Et de rappeler qu'Action Logement, "maison-mère" de Foncière Logement, finance largement le NPNRU en contrepartie de 25% en moyenne des droits à construire sur les opérations (voir notre article du 2 décembre 2014) mais, cette fois, "pour produire quel type de logements ?" Aujourd'hui, c'est de la qualité (les appartements sont grands, la qualité architecturale et du bâti est une exigence...) et c'est surtout destiné à des salariés de la classe moyenne +. Mais demain ?

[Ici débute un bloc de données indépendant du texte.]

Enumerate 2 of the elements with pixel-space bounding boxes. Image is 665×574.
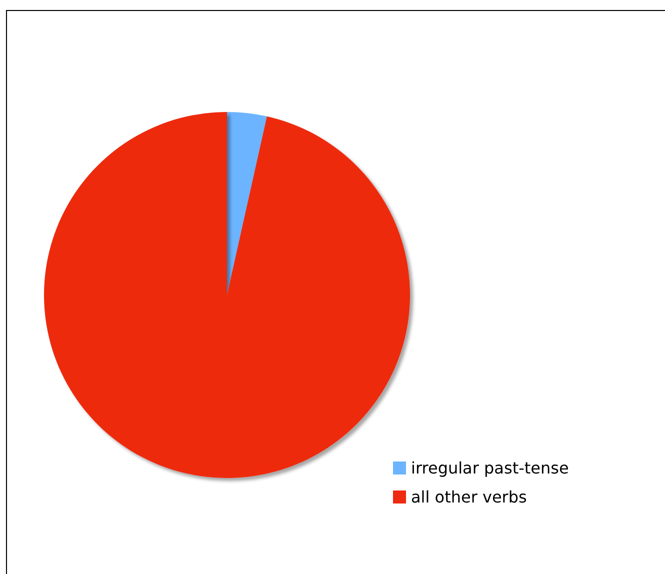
legend-label: irregular past-tense [411,458,569,478]
legend-label: all other verbs [411,488,527,506]
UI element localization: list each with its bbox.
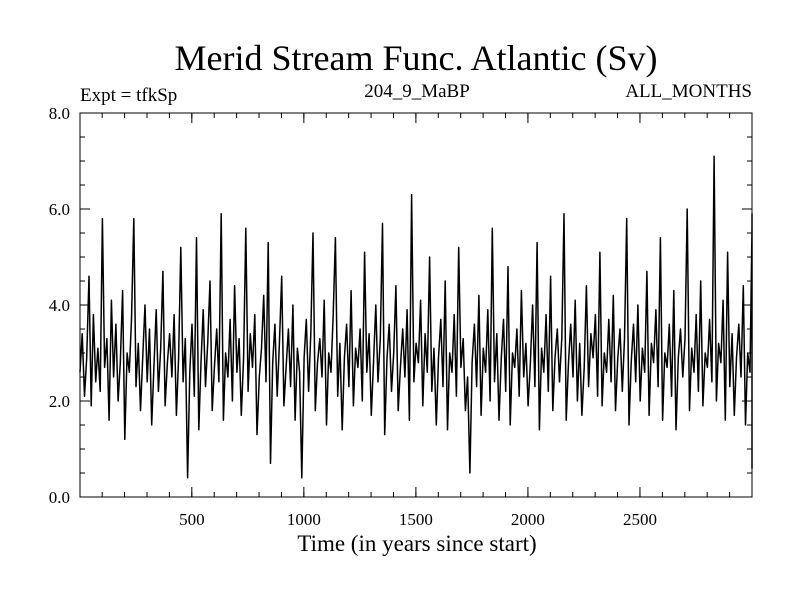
y-tick-label: 4.0 (49, 296, 70, 315)
x-tick-label: 500 (179, 510, 205, 529)
x-tick-label: 1000 (287, 510, 321, 529)
period-label: 204_9_MaBP (364, 81, 470, 102)
y-tick-label: 6.0 (49, 200, 70, 219)
x-tick-label: 2500 (623, 510, 657, 529)
axis-tick-labels: 500 1000 1500 2000 2500 0.0 2.0 4.0 6.0 8.0 (49, 104, 657, 529)
y-tick-label: 8.0 (49, 104, 70, 123)
experiment-label: Expt = tfkSp (80, 85, 177, 106)
series-line (79, 155, 753, 479)
plot-area (79, 112, 753, 498)
x-tick-label: 2000 (511, 510, 545, 529)
axis-ticks (80, 112, 752, 498)
chart-title: Merid Stream Func. Atlantic (Sv) (175, 38, 658, 78)
months-label: ALL_MONTHS (625, 81, 752, 102)
y-tick-label: 0.0 (49, 488, 70, 507)
plot-frame (79, 112, 753, 498)
y-tick-label: 2.0 (49, 392, 70, 411)
x-axis-label: Time (in years since start) (297, 531, 536, 556)
x-tick-label: 1500 (399, 510, 433, 529)
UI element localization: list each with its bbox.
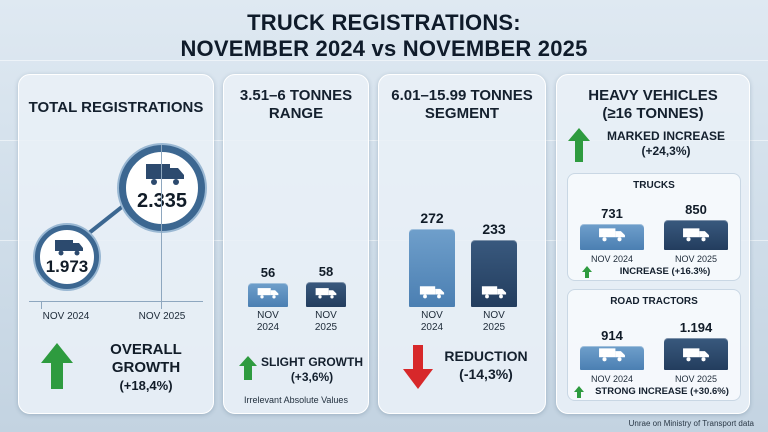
up-arrow-icon (574, 386, 584, 398)
tick-label: NOV 2024 (420, 310, 444, 333)
change-label: SLIGHT GROWTH (+3,6%) (258, 355, 366, 385)
tick-label: NOV 2025 (314, 310, 338, 333)
data-label: 1.973 (45, 257, 89, 276)
truck-icon (599, 228, 625, 242)
tick-label: NOV 2024 (42, 311, 90, 322)
change-value: (+24,3%) (641, 144, 691, 158)
change-label: MARKED INCREASE (+24,3%) (591, 129, 741, 159)
subchart-change: STRONG INCREASE (+30.6%) (595, 386, 729, 397)
circle-nov-2024: 1.973 (35, 225, 99, 289)
panel-6-16-tonnes: 6.01–15.99 TONNES SEGMENT 272 NOV 2024 233 N… (378, 74, 546, 414)
change-label-text: REDUCTION (444, 348, 528, 364)
source-footer: Unrae on Ministry of Transport data (628, 419, 754, 428)
up-arrow-icon (582, 266, 592, 278)
subchart-change: INCREASE (+16.3%) (619, 266, 711, 277)
bar-nov-2025 (664, 338, 728, 370)
title-line-1: TRUCK REGISTRATIONS: (247, 10, 521, 35)
bar-nov-2024 (580, 345, 644, 370)
data-label: 914 (601, 327, 623, 343)
up-arrow-icon (41, 343, 73, 389)
data-label: 233 (482, 221, 506, 238)
change-value: (+3,6%) (290, 370, 334, 384)
panel-title-line-1: HEAVY VEHICLES (588, 87, 718, 104)
change-label-text: SLIGHT GROWTH (261, 355, 363, 369)
truck-icon (683, 228, 709, 242)
panel-title: TOTAL REGISTRATIONS (28, 99, 204, 116)
panel-title-line-2: (≥16 TONNES) (602, 105, 704, 122)
down-arrow-icon (403, 345, 433, 389)
page-title: TRUCK REGISTRATIONS: NOVEMBER 2024 vs NO… (0, 10, 768, 62)
axis-tick (41, 301, 42, 309)
circle-nov-2025: 2.335 (119, 145, 205, 231)
data-label: 272 (420, 210, 444, 226)
panel-title: HEAVY VEHICLES (≥16 TONNES) (557, 87, 749, 123)
tick-label: NOV 2024 (590, 374, 634, 384)
bar-nov-2024 (409, 229, 455, 307)
data-label: 2.335 (136, 190, 188, 212)
panel-total-registrations: TOTAL REGISTRATIONS 1.973 2.335 NOV 2024… (18, 74, 214, 414)
subchart-road-tractors: ROAD TRACTORS 914 NOV 2024 1.194 NOV 2025 S… (567, 289, 741, 401)
panel-title-line-2: RANGE (268, 105, 324, 122)
up-arrow-icon (239, 356, 257, 380)
panel-title: 3.51–6 TONNES RANGE (224, 87, 368, 123)
bar-nov-2024 (580, 224, 644, 250)
change-value: (+18,4%) (119, 378, 173, 393)
data-label: 731 (601, 206, 623, 222)
change-label: REDUCTION (-14,3%) (431, 347, 541, 383)
note-text: Irrelevant Absolute Values (244, 395, 348, 405)
background-line (0, 60, 768, 61)
bar-nov-2024 (248, 282, 288, 307)
change-label: OVERALL GROWTH (+18,4%) (81, 341, 211, 395)
change-label-line-1: OVERALL (110, 341, 182, 358)
tick-label: NOV 2025 (482, 310, 506, 333)
panel-title: 6.01–15.99 TONNES SEGMENT (379, 87, 545, 123)
data-label: 58 (318, 263, 334, 279)
truck-icon (257, 288, 279, 299)
data-label: 56 (260, 264, 276, 280)
truck-icon (315, 288, 337, 299)
tick-label: NOV 2025 (138, 311, 186, 322)
change-label-text: MARKED INCREASE (606, 129, 725, 143)
bar-nov-2025 (664, 220, 728, 250)
subchart-trucks: TRUCKS 731 NOV 2024 850 NOV 2025 INCREASE (… (567, 173, 741, 281)
data-label: 850 (685, 202, 707, 217)
up-arrow-icon (568, 128, 590, 162)
panel-3-6-tonnes: 3.51–6 TONNES RANGE 56 NOV 2024 58 NOV 2025 S… (223, 74, 369, 414)
axis-baseline (29, 301, 203, 302)
change-label-line-2: GROWTH (111, 359, 181, 376)
panel-title-line-2: SEGMENT (424, 105, 500, 122)
title-line-2: NOVEMBER 2024 vs NOVEMBER 2025 (180, 36, 588, 61)
truck-icon (419, 286, 445, 299)
truck-icon (481, 286, 507, 299)
tick-label: NOV 2024 (256, 310, 280, 333)
tick-label: NOV 2024 (590, 254, 634, 264)
panel-heavy-vehicles: HEAVY VEHICLES (≥16 TONNES) MARKED INCRE… (556, 74, 750, 414)
change-value: (-14,3%) (459, 366, 513, 382)
axis-tick (161, 145, 162, 309)
tick-label: NOV 2025 (674, 374, 718, 384)
truck-icon (55, 240, 83, 256)
panel-title-line-1: 3.51–6 TONNES (239, 87, 353, 104)
truck-icon (146, 164, 184, 185)
panel-title-line-1: 6.01–15.99 TONNES (391, 87, 533, 104)
subchart-title: ROAD TRACTORS (610, 296, 698, 307)
truck-icon (683, 348, 709, 362)
data-label: 1.194 (679, 320, 713, 335)
tick-label: NOV 2025 (674, 254, 718, 264)
bar-nov-2025 (306, 281, 346, 307)
truck-icon (599, 348, 625, 362)
bar-nov-2025 (471, 240, 517, 307)
subchart-title: TRUCKS (633, 180, 675, 191)
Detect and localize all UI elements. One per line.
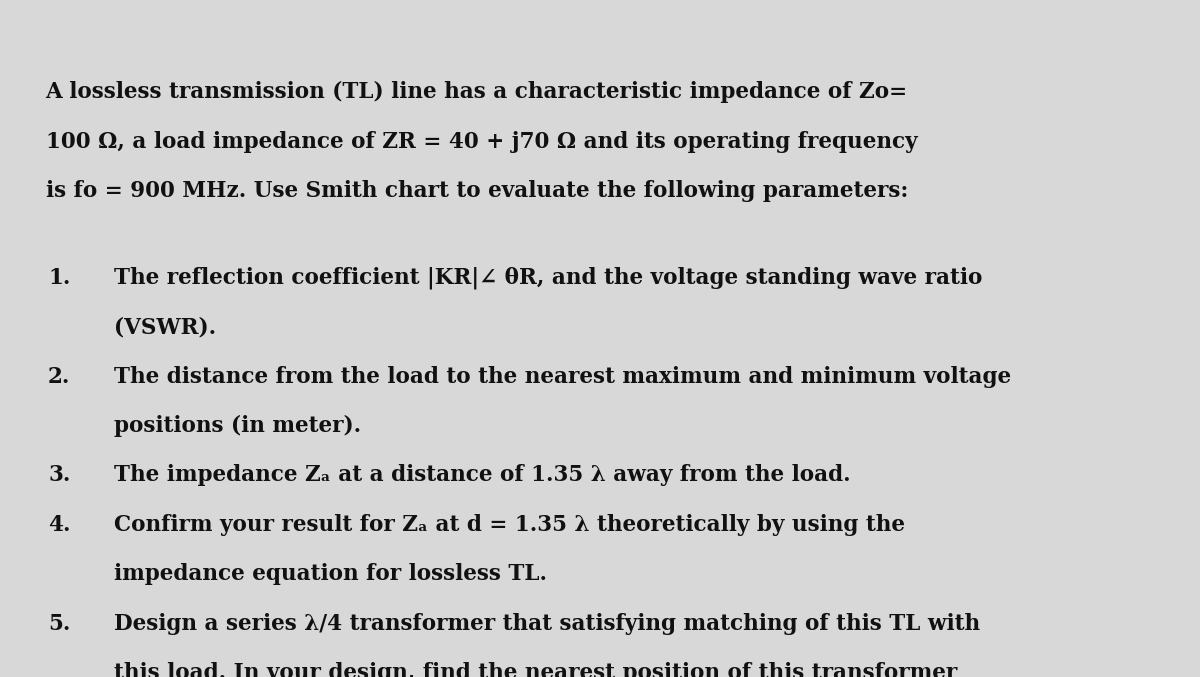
Text: 1.: 1. bbox=[48, 267, 71, 288]
Text: (VSWR).: (VSWR). bbox=[114, 316, 216, 338]
Text: impedance equation for lossless TL.: impedance equation for lossless TL. bbox=[114, 563, 547, 585]
Text: Confirm your result for Zₐ at d = 1.35 λ theoretically by using the: Confirm your result for Zₐ at d = 1.35 λ… bbox=[114, 514, 905, 536]
Text: 2.: 2. bbox=[48, 366, 71, 387]
Text: The distance from the load to the nearest maximum and minimum voltage: The distance from the load to the neares… bbox=[114, 366, 1012, 387]
Text: 5.: 5. bbox=[48, 613, 71, 634]
Text: The impedance Zₐ at a distance of 1.35 λ away from the load.: The impedance Zₐ at a distance of 1.35 λ… bbox=[114, 464, 851, 486]
Text: The reflection coefficient |KR|∠ θR, and the voltage standing wave ratio: The reflection coefficient |KR|∠ θR, and… bbox=[114, 267, 983, 289]
Text: 3.: 3. bbox=[48, 464, 71, 486]
Text: Design a series λ/4 transformer that satisfying matching of this TL with: Design a series λ/4 transformer that sat… bbox=[114, 613, 980, 634]
Text: positions (in meter).: positions (in meter). bbox=[114, 415, 361, 437]
Text: is fo = 900 MHz. Use Smith chart to evaluate the following parameters:: is fo = 900 MHz. Use Smith chart to eval… bbox=[46, 180, 908, 202]
Text: 100 Ω, a load impedance of ZR = 40 + j70 Ω and its operating frequency: 100 Ω, a load impedance of ZR = 40 + j70… bbox=[46, 131, 917, 152]
Text: A lossless transmission (TL) line has a characteristic impedance of Zo=: A lossless transmission (TL) line has a … bbox=[46, 81, 907, 104]
Text: 4.: 4. bbox=[48, 514, 71, 536]
Text: this load. In your design, find the nearest position of this transformer: this load. In your design, find the near… bbox=[114, 662, 958, 677]
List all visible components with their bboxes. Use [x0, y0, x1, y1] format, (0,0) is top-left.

Foncière Logement dans la refonte d'Action Logement

Bruno Lucas veut croire, quant à lui, que "si demain l'ensemble des partenaires sociaux décidaient qu'on doit s'investir dans la mixité sociale, Foncière Logement serait un outil" ; sans cacher que le nœud du problème reste à trouver les modes de financement. Bernard Gaud, président d'Action Logement, convient qu'il est "hasardeux et prématuré de dire ce qui se passera" dans un contexte où "l'ensemble du système Action Logement est dans une refonte complète". Il lâche toutefois : "la place qu'occupe Foncière Logement s'intégrera sûrement dans la refonte d'Action Logement. Après, sous quelle forme ? Quelle structure ?" Il assure que "l'objectif de mixité sociale qui a été atteint perdurera, avec des logements de qualité".
Bruno Lucas envisage quant à lui : "Et si les ESH disent 'on a envie et on a la capacité de le faire' on les aidera d'une manière ou d'une autre. "

Valérie Liquet

(*) 1/3 des locataires avec des revenus inférieurs à 60% des plafonds de logements sociaux, 1/3 des revenus compris entre 60% et 100% des plafonds sociaux (PLUS), 1/3 des ménages entre 100% et 130 % (PLS).